Un flot de pensées chaotiques assaillit Hector, ses lèvres se serraient dans un effort pour les ordonner. Trois personnes venaient probablement de perdre un enfant, cinq années de travail anéanties d’un coup, ce n’était rien en regard de cela, néanmoins ces années, il les avait passées à chercher une riposte pacifique et efficace à la violence, à sa propre violence au début, celle qui le taraudait à l’encontre de Jeudi, et qu’il avait transformée grâce à l’alternative des robots en une réponse pacifique parmi d’autres à la violence en général. Il y avait cru. Instinctivement il rejoignit les trois orphelins que semblaient être à présent Janin, Tom et Odette, « Pardon » leur dit-il.

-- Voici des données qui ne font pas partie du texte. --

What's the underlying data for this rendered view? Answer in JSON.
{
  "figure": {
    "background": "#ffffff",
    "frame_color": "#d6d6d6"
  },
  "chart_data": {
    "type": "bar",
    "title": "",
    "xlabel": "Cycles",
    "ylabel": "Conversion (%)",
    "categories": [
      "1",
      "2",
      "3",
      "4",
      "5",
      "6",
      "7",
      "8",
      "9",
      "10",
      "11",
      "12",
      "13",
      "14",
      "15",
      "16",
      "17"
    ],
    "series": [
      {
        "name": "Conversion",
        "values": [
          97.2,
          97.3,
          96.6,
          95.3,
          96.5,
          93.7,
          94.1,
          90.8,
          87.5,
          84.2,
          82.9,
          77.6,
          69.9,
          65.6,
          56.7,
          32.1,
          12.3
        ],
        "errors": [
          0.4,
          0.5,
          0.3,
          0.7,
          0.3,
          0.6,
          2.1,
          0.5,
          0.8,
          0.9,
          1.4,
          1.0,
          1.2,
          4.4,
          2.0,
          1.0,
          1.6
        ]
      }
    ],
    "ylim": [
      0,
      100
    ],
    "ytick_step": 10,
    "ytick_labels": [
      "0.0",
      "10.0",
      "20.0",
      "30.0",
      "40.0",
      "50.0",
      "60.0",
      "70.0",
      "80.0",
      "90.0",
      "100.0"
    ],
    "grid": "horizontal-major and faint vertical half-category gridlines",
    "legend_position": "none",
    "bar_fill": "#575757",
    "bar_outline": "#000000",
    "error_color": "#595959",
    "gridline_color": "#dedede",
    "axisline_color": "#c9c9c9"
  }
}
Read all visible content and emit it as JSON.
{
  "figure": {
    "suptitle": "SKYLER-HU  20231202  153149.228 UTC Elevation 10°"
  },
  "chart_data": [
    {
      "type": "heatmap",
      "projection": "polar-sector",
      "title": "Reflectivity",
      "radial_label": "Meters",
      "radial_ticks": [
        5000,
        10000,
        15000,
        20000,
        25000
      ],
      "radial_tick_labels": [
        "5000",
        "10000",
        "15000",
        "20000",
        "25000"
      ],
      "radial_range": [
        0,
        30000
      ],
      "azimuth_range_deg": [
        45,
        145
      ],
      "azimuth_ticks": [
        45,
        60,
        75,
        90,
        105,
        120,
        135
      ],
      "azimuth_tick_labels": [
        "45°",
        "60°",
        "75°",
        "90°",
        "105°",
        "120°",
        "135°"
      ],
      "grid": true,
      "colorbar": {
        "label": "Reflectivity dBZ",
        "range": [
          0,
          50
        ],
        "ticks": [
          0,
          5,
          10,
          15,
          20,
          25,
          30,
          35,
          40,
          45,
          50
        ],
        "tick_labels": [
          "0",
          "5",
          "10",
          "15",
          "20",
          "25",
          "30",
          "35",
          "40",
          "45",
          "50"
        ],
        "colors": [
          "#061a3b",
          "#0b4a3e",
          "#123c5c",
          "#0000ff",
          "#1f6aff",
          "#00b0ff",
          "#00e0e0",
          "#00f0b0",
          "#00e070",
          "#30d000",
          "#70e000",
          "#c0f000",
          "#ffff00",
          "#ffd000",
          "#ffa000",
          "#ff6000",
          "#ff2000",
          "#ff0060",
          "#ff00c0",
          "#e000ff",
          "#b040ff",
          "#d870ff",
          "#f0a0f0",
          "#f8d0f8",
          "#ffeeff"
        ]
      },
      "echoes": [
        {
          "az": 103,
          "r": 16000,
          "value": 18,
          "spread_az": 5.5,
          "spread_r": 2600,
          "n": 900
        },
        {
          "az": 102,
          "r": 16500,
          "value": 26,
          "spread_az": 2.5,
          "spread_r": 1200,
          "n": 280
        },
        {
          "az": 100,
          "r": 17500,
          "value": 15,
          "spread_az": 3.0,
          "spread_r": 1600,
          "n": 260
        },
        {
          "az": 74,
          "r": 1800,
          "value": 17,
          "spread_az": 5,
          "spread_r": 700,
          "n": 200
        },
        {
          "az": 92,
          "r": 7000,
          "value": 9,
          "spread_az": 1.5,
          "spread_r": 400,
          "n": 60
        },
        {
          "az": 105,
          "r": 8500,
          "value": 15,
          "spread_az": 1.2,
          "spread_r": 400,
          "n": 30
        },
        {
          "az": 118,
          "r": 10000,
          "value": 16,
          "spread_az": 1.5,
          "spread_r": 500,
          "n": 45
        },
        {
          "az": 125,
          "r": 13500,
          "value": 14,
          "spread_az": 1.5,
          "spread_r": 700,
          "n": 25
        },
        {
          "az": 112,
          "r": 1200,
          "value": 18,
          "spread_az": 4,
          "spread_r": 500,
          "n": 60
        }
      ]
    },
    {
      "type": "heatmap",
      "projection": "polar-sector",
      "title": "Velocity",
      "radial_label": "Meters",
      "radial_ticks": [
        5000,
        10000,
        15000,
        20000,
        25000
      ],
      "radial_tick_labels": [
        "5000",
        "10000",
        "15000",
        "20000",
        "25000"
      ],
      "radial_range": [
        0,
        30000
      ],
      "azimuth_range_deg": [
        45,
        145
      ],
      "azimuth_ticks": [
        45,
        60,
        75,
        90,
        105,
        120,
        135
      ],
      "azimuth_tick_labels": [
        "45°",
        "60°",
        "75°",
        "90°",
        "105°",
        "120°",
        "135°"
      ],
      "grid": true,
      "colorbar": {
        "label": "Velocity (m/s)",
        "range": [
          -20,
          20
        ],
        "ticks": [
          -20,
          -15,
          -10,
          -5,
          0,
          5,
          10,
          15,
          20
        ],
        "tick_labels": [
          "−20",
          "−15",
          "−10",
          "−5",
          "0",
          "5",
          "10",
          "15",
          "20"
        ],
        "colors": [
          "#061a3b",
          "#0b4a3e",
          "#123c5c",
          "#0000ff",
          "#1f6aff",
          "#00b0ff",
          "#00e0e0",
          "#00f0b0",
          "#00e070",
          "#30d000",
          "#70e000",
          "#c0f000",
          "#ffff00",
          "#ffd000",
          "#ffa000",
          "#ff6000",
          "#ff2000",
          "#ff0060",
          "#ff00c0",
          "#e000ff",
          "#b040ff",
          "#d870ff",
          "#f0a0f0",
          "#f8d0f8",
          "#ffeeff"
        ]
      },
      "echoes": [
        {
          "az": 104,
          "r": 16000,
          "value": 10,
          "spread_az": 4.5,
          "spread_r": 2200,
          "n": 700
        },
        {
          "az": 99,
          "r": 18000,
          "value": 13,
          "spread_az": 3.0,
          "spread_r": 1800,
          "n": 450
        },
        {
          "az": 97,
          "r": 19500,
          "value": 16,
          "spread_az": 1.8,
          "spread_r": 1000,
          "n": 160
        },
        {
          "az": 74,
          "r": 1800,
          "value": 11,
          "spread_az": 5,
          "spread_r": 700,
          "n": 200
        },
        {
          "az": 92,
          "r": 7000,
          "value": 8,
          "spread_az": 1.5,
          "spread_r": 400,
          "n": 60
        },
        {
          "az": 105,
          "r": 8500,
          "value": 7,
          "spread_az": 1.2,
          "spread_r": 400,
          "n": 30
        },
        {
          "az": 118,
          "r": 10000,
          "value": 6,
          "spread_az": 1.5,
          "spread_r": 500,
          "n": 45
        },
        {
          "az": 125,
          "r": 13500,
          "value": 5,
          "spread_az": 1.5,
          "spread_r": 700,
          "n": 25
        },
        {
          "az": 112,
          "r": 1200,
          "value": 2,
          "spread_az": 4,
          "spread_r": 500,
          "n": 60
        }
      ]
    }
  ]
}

Tout le monde traversa la forêt jusque La Corne d’abondance dans un silence de mort. Les loups exprimaient des plaintes ineffables au passage silencieux du cortège de voitures, leurs grognements désolés plaidaient non coupables. Le Noble continuerait les hostilités en leur donnant la chasse dès demain peut-être. Il avait imprégné l’air d’odeurs sulfurées, acides. Sur les traces de son passage, se renouvelait la menace de sa venue prochaine.

05/08/2012

Les Marcheurs, tome 2, suite

L’attaque avait été bien ciblée, le feu vite éteint, ne s’était pas propagé plus loin que prévu. Les hommes de Le Noble, recrutés chez les Bléassenghs, filèrent dans la forêt en poussant des cris de joie ; ils n’eurent pas de mal à attraper Peter, guidés par ses mugissements de panique, et Janon qui essayait vainement de le calmer.

Ces hommes, tout comme leurs illustres meneurs, se voulaient les uniques maîtres des lieux et cela passait par l’idée qu’ils se faisaient de la gestion de leur environnement. D’autres idées toutes faites tenaient lieu de pensée et de bornes dans la mécanique de leur esprit ; le bien, le mal, étaient pour eux des notions abstraites ayant trait au simple bon goût, les valeurs, des choses vagues dans l’air du temps, insignifiantes. Hantés par leur besoin puéril de puissance, ce qui se mettait en travers du décor habituel de leur théâtre leur paraissait incongru, d’une provocation insoutenable. Cette chasse à l’homme avait été de trop courte durée pour leur permettre d’assouvir la haine infantile qui s’était accumulée en eux à mesure que s’étaient multipliées les contrariétés des derniers jours. Ils compensèrent la frustration que cette famille en déroute avait fait naître du simple fait de sa présence en des lieux dont ils se pensaient les propriétaires exclusifs par l’assouvissement du sadisme inné qui leur collait à la peau comme une borne ultime. Nous préférons taire ce que subirent Peter et Janon. Ils furent cependant maintenus en vie dans le but de prolonger d’autres plaisirs à venir.